Third Category: Parents and Their Descendants: Surviving parents may inherit a share if there are neither a surviving spouse nor surviving descendants, or if there is only a surviving spouse. The share allocated to the surviving parents is divided equally among the two of them if both survive, or given only to the one surviving parent.

However, if the decedent was given away for adoption, then only the decedent’s adoptive parents are included in this category. The birth parents, although not included here, may still inherit under a different rule.

If neither parent survives to inherit the remaining share of the decedent’s estate, the parents’ descendants may take a share. Examples of this category include the decedent’s siblings, nieces, nephews, etc. Half-siblings and the like are considered equivalent to full-blood siblings. Once the members of this category are determined, the shares are divided in a manner analogous to that used for the decedent’s descendants, described above.

Fourth Category: Grandparents and Their Descendants: If, as above, neither the decedent’s parents nor the parents’ descendants are available, then any remainder of the estate shifts to the decedent’s grandparents, and then to the grandparents’ descendants. Allocation of shares among the surviving grandparents and/or their descendants is also performed in a manner analogous to that described for the decedent’s descendants.
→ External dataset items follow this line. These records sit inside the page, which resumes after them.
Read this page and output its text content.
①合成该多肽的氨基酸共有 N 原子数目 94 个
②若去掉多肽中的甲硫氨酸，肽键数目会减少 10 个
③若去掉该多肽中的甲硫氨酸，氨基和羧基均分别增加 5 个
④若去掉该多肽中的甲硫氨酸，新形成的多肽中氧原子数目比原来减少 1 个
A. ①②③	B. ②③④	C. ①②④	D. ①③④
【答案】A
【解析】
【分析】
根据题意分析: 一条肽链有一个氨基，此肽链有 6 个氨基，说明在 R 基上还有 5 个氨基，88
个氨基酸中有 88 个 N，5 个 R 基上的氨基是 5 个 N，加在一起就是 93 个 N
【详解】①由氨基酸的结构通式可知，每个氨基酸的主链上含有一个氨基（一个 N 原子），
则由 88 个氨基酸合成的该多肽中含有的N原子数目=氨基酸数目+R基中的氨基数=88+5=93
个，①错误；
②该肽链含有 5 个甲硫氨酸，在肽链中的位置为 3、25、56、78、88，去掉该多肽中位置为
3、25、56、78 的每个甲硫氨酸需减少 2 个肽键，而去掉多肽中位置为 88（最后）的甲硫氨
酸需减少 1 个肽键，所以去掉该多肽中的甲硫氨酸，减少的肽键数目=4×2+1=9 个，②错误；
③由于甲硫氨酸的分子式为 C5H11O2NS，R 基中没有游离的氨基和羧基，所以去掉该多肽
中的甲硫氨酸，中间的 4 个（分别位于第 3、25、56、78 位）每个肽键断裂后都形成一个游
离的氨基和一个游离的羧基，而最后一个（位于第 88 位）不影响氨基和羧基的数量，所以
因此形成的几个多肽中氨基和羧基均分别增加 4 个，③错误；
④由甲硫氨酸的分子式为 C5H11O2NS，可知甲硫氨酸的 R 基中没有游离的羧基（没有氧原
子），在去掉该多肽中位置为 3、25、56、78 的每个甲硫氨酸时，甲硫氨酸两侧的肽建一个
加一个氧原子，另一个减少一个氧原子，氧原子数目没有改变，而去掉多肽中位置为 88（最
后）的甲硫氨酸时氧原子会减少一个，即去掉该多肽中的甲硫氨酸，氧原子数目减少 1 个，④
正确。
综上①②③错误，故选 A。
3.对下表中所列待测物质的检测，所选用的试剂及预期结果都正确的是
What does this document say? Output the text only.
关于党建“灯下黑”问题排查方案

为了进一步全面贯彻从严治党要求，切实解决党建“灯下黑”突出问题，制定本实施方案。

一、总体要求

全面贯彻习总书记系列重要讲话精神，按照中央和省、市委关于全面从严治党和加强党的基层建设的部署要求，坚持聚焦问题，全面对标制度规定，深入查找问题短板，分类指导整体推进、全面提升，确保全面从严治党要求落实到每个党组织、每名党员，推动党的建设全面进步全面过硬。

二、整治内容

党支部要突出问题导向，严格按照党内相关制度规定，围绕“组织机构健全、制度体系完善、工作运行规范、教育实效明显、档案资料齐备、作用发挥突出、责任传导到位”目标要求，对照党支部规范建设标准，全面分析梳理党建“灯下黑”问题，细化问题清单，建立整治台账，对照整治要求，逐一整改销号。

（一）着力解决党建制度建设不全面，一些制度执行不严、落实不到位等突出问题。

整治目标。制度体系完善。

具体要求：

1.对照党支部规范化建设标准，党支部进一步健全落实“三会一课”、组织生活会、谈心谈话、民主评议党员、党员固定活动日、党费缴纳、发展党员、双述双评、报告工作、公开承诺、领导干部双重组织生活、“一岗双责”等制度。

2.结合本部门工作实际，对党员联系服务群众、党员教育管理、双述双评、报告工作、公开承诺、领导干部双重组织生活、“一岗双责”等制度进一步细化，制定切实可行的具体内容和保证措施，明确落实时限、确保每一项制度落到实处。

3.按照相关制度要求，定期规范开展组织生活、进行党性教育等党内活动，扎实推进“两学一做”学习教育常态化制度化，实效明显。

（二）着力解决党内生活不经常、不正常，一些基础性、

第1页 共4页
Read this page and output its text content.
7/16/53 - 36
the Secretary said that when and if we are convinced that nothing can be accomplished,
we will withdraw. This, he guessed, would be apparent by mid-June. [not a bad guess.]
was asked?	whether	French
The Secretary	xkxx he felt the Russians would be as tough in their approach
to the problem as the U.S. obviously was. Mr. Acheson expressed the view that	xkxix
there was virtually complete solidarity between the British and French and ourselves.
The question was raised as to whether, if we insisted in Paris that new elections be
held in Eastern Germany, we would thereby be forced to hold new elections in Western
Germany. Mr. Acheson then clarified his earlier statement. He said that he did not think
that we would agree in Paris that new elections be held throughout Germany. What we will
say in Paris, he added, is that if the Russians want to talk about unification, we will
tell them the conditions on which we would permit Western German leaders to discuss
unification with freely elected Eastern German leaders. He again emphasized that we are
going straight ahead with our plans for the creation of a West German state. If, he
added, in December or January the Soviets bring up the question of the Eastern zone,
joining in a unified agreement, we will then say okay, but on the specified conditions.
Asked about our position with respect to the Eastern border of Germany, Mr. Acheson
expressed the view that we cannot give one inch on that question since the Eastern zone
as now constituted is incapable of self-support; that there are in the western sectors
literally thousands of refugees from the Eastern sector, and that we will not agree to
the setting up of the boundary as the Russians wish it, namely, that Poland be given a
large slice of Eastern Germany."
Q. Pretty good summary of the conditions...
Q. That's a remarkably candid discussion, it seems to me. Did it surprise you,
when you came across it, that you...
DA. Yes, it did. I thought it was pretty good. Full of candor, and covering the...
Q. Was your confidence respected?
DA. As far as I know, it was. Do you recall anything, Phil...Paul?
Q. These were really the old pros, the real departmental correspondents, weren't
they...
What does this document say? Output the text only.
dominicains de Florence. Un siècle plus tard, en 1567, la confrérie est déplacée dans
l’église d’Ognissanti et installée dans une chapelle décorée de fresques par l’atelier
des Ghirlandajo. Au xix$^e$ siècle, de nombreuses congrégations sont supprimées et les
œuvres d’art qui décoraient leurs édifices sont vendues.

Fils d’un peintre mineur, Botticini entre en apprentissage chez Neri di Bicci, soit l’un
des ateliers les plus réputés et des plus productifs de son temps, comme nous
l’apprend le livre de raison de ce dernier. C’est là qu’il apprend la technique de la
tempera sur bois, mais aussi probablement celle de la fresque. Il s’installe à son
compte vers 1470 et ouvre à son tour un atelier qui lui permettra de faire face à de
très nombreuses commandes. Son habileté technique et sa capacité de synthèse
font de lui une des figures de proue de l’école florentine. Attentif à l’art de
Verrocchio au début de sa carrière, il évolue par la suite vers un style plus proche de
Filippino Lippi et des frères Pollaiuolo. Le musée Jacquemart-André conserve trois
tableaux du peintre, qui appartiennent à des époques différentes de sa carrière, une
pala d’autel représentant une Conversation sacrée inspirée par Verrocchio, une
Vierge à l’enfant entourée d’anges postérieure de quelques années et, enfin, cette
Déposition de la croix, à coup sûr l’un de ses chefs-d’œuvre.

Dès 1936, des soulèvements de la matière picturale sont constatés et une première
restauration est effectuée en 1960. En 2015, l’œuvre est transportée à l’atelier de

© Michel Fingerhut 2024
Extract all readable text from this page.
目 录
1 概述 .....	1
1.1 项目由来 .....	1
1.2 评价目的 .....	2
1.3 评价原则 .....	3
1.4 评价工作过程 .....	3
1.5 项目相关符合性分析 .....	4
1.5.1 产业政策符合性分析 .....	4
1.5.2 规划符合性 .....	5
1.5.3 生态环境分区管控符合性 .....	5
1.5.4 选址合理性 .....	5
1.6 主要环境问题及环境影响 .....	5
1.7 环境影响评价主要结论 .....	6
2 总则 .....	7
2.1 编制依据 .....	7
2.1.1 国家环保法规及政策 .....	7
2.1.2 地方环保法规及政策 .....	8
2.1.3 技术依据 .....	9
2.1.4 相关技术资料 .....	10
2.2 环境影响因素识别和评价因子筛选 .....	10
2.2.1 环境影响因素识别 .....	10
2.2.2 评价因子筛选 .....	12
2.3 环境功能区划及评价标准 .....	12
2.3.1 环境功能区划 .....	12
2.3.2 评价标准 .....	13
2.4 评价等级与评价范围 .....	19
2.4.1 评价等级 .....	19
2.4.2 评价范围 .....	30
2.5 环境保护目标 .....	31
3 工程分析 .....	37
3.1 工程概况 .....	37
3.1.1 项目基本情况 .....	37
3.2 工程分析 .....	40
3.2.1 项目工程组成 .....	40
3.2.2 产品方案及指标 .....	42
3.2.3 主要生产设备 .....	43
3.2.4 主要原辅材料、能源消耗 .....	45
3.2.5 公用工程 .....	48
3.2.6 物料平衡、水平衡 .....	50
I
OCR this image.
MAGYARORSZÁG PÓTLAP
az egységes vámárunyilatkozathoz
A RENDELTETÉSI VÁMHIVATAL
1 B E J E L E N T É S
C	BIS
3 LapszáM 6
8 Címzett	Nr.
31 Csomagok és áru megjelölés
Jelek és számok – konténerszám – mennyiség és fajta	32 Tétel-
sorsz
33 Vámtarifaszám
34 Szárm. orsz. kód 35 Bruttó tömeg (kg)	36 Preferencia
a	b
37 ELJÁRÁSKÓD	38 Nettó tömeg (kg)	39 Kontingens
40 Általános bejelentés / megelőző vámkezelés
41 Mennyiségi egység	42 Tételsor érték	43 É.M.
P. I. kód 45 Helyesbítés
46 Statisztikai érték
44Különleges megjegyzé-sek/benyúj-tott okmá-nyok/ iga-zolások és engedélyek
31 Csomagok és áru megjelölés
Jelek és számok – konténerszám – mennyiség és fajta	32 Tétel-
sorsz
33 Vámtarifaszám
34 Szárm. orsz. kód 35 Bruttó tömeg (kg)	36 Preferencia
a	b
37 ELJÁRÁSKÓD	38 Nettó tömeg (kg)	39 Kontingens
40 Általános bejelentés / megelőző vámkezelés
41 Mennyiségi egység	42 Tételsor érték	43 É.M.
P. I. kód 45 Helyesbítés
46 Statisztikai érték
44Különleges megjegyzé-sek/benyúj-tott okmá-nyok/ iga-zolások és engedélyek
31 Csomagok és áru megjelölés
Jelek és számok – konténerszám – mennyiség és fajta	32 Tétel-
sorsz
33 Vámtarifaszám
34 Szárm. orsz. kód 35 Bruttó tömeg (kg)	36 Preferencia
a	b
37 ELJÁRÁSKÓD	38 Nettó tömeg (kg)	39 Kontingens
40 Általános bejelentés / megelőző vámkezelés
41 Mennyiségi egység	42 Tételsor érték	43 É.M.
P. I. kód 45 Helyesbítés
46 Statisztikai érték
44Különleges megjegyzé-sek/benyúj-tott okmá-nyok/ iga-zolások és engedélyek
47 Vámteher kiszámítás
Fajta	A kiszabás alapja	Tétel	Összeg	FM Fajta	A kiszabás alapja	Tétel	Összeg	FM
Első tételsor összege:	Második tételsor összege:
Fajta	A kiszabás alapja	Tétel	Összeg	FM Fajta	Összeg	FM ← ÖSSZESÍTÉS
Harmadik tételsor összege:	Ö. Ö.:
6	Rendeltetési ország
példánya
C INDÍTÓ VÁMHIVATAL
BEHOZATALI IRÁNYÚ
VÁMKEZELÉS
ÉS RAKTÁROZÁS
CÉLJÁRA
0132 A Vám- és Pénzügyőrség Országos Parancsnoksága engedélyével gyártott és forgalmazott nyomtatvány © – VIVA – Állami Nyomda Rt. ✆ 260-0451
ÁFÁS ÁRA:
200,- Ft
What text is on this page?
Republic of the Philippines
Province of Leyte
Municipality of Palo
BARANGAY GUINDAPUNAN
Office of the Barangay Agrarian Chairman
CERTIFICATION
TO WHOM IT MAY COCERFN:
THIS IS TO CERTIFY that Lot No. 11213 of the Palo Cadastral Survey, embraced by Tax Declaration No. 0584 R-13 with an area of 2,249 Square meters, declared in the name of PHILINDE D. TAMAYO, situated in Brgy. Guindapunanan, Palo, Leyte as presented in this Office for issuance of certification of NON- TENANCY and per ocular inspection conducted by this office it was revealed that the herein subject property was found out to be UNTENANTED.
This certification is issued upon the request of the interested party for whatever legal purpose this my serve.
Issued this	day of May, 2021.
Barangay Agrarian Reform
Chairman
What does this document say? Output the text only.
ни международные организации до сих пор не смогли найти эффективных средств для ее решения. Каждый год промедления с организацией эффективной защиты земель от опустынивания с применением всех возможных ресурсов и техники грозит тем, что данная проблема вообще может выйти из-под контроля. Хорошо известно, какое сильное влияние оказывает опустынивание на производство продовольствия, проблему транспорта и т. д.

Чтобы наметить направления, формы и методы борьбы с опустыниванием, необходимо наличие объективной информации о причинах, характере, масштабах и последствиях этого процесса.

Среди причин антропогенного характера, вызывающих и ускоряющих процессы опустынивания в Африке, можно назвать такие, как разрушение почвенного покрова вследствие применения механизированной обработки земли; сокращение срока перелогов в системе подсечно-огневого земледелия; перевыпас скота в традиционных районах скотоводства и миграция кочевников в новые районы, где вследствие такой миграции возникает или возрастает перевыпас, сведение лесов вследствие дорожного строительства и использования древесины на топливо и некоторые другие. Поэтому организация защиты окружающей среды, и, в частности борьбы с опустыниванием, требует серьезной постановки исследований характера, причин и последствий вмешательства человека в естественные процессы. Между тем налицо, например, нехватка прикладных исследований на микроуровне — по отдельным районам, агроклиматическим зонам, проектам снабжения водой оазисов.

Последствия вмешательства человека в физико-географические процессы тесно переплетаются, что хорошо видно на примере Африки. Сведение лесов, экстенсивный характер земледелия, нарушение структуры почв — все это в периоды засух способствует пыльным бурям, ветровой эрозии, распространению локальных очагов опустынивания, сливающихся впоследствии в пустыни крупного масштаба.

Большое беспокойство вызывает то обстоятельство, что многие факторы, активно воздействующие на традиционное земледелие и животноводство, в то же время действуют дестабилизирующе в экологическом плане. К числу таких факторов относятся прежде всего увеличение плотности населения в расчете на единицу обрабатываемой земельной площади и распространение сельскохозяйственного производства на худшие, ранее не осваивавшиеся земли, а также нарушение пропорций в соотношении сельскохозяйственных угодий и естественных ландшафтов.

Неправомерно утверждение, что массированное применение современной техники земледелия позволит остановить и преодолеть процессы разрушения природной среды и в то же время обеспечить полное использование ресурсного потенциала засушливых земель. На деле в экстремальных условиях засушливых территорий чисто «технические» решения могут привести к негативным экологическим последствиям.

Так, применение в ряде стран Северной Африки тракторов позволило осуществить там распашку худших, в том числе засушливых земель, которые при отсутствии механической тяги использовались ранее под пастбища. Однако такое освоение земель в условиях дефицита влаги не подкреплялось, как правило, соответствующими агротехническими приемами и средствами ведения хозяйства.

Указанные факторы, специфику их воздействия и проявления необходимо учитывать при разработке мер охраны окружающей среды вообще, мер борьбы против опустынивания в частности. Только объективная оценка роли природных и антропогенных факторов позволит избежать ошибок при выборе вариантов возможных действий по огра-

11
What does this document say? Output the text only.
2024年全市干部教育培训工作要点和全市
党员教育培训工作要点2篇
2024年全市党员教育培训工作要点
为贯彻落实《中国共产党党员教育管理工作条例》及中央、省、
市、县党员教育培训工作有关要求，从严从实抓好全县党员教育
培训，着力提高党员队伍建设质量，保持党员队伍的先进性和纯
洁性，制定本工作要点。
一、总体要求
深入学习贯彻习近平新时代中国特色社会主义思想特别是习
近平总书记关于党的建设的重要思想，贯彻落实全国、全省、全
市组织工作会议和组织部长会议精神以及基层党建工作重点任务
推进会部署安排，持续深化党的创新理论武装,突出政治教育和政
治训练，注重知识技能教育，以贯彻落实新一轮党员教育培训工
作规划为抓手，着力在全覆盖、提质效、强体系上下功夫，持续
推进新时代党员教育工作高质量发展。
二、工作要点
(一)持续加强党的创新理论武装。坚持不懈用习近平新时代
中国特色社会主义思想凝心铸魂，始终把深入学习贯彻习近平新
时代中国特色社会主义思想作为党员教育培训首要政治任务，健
Fifth Category: Birth Children and Birth Parents: Birth children are naturally-born children of the decedent, but that were previously given away for adoption. As mentioned above, these children are not considered equivalent to the descendants of the second category. However, if there remains any part of the estate at this point in the allocation, birth children (or their surviving descendants) may inherit a share if they file a claim within ninety days of the decedent’s death.

Similarly, the birth parents of the decedent (having previously given the decedent up for adoption) are not entitled to claim in the same manner as the decedent’s adoptive and legal parents. However, they (or their descendants) may also file a claim within ninety days of the decedent’s death to take any remaining share of the estate. The birth parents’ claim is superceded by a valid claim from birth children.